A few Saturdays ago, thunder shook the house, waking my son who ran into our room. “Tornado,” he yelled, and started begging us to go the basement. We groggily moved, knowing he was overreacting but still understanding his concern. Another thunderclap sounded a minute later and the lights flickered before going out. “Tornado,” he screamed again, pleading to go downstairs.

We roused our older son and told him we were going to the basement, as we had done during actual tornado warnings in the area earlier this year. We dressed quickly, grabbing blankets and heading to the one spot in the house that we know is the safest. We sat there for nearly two hours, our battery-operated radio providing periodic weather updates. We were glad that the batteries worked in one of the two flashlights we had stored away for emergencies, and we chilled until the weather report said the warnings were over.

We then woke our younger son, who had fallen asleep in the chair we have downstairs for these times. “It’s over?” he asked. “Yes,” I said. “It’s over. We’re going back to bed.”

Part of me wonders if we shouldn’t have played along. He needs to understand when a storm is just a storm, and learn to deal with it.

Yet, he was dealing with it, saving what mattered to him most. His family.

Maybe we’ll try next spring.

Tuesday, June 4, 2013

Give Me A Brake

About sixteen years ago, my wife and I gave birth to a kid who is now of the legal age to drive.

Let me rephrase that: my wife gave birth to him, after nine months of extremely hard work, while I was there at the beginning and drove her to the hospital after her water broke.

Now, enough time has passed to where society has said he can legally get behind the wheel of moving pieces of metal. I’m not surprised. I knew he would reach this point eventually. What has surprised me, though, is how the process has changed from when I was learning to drive.

When I was his age, learning to drive meant first taking Driver’s Ed, which included a minimum number of hours of road practice with an instructor who had a brake on his side of the vehicle. After completing the mandatory training, I went to the DMV and took a test for my permit. At that point, I was able to drive parental supervision. I drove my mother home from the permit office. That night, my dad took me for a drive around town so I could practice night driving. Eventually, I got my license.

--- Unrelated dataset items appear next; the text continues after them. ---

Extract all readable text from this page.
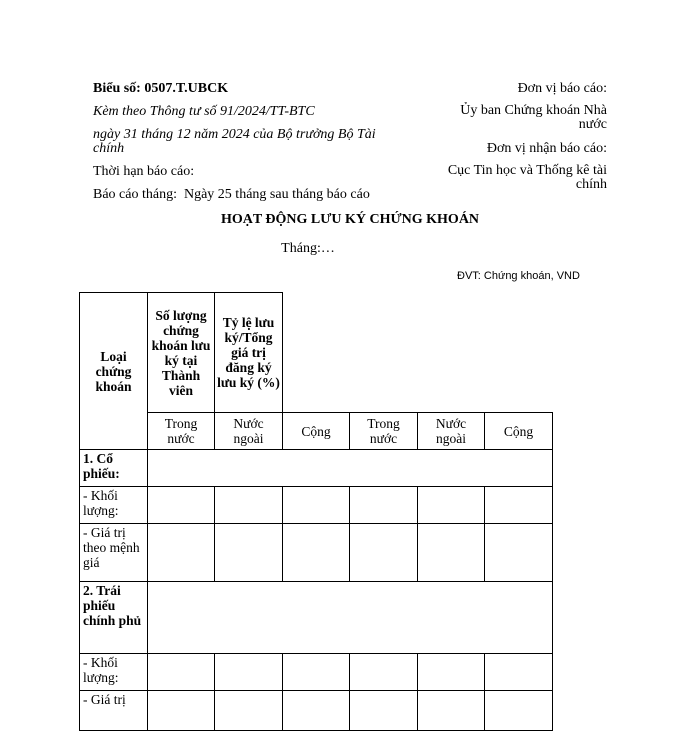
Biểu số: 0507.T.UBCK
Kèm theo Thông tư số 91/2024/TT-BTC
ngày 31 tháng 12 năm 2024 của Bộ trưởng Bộ Tài
chính
Thời hạn báo cáo:
Báo cáo tháng: Ngày 25 tháng sau tháng báo cáo
Đơn vị báo cáo:
Ủy ban Chứng khoán Nhà
nước
Đơn vị nhận báo cáo:
Cục Tin học và Thống kê tài
chính
HOẠT ĐỘNG LƯU KÝ CHỨNG KHOÁN
Tháng:…
ĐVT: Chứng khoán, VND
Loại chứng khoán	Số lượng chứng khoán lưu ký tại Thành viên	Tỷ lệ lưu ký/Tổng giá trị đăng ký lưu ký (%)				
	Trong nước	Nước ngoài	Cộng	Trong nước	Nước ngoài	Cộng
1. Cổ phiếu:						
- Khối lượng:						
- Giá trị theo mệnh giá						
2. Trái phiếu chính phủ						
- Khối lượng:						
- Giá trị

So, it took me aback when I learned that kids get their permits in advance, before taking Driver’s Ed. I thought this backwards, but my son studied and obtained his permit. We practiced in parking lots and I told him he could drive on the road, once he had been through Driver’s Ed and practiced with an instructor that had a brake on his/her side of the car.

His first day of Driver’s Ed was yesterday. During the class, the instructor asked who had experience on the road. Over half the kids did. There were also a number of students who, like my son, had not driven anywhere other than in empty parking lots. The Driver’s Ed instructor gave out homework. The kids who’d only seen parking lots needed to practice on the road before the road portion of Driver’s Ed.

Easy for the instructor to say. The instructor has his own brake.

So, I steeled up my courage and let him drive me home from his scout meeting. The fact that you’re reading this means I made it home alive. He actually had no problems on the road but really spiked my adrenaline trying to navigate our subdivision.

My favorite comedian, Bill Engvall, once commented that their should be a driver’s lane for teenagers “with nothing but mattresses and tires.” He also said that the big bass pounding from inside his vehicle was his foot slamming the passenger side floorboard, trying to hit the brake he wished were there. I have to say I agree. But I can’t stop the car. He’s getting older and I have to learn to let him take the wheel.

Unfortunately, there’s no brake that stops him from growing up either.